I suggest to the noble and learned Lord, Lord Woolf, that undoubtedly the YJB has had an impact but that the holistic approach of the youth offending teams may best explain the success gained during the past 10 years, which has been mentioned on a number of occasions. I emphasise again that we are not going to abandon the lessons learnt in the past 10 years but will build on them. It is worth pointing out that youth policy is not the only policy that the MoJ looks after. I think that the noble Baroness, Lady Linklater, and the noble Lord, Lord Beecham, mentioned this. One might equally ask whether one needs a similar arm’s-length body for women, the mentally ill or an educational training body. I see lots of nods across the House. Perhaps that is where we have an ideological difference—“When in doubt set up an arm’s-length body, or, if not, a tsar”; that was very much part of another age. It is worth pointing out that Ministers and departments can be responsible for distinctive policies that they can pursue successfully, without necessarily setting up an external body to help them to do that.

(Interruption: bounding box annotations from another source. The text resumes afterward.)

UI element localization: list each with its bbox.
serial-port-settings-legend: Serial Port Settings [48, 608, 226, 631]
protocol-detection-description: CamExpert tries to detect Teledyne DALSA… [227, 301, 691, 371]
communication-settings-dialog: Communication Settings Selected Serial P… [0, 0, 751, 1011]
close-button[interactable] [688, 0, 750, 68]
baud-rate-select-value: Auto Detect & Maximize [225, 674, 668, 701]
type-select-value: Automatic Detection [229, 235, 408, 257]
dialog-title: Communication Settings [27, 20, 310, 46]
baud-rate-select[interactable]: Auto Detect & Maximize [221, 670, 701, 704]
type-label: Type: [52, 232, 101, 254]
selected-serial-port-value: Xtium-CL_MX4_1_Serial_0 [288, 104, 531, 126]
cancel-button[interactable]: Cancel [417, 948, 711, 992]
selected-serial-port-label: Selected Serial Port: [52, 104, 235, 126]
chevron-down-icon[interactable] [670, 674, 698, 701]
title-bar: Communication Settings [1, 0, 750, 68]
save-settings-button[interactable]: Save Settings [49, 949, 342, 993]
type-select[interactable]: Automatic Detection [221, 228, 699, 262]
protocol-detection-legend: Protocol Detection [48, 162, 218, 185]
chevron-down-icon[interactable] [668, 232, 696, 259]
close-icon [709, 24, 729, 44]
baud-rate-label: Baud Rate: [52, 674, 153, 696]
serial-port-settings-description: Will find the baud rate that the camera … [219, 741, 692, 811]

My Lords, in view of what has been said, perhaps I may take this opportunity to indicate that this amendment is eminently supportable and that I hope the Minister will respond positively to it. I felt that I did not want to make two speeches; I thought that I had made one already. Anyway, that is my position.
My Lords, that convinces me only that the noble and learned Lord, Lord Mackay, can resist anything except temptation.
The noble Baroness gave some reasons why the Government should give themselves time to think on these matters. She pointed out that this is only enabling legislation, but, as I said in the previous debate, it is better that we have some clarity in what we wish to do. We are aware that the proposed changes to legal aid will put pressure on parts of this sector of justice, and that is why a concerted effort has to be made to drive up the quality of original decision-making. It is the departments and public bodies that make the original decisions that have the primary responsibility to ensure the quality of decision-making. However, this work with the decision-makers will continue, so as to improve getting it right first time. To drive up standards, we will seek to spread lessons learnt among relevant decision-making bodies.
The noble Lord, Lord Borrie, gave the game away when he said that the amendment and the consequential amendments were a perfectly legitimate and ingenious way of asking the House to reconsider a decision it had already made in Committee. However, the department has never hidden the fact that one of the reasons for the decision was saving money. However, as in the recent debates, almost throughout the Bill, opponents to what the Government propose seem to put enormous emphasis on the benefits that arm’s-length bodies can deliver and give no credit at all to the fact that one of the beauties of our system was that one check and balance on the delivery of policy was the direct line of responsibility running from Ministers in their departments through to the Floors of both Houses. We do not accept the idea that all these things have to be done by arm’s-length bodies, nor do I accept that the Ministry of Justice knows nothing and cares less about the wider issues of administrative justice. It is unfair to keep on throwing these attacks on civil servants who, in my experience, show an extraordinary commitment in their areas of expertise and are extremely willing to speak truth to power.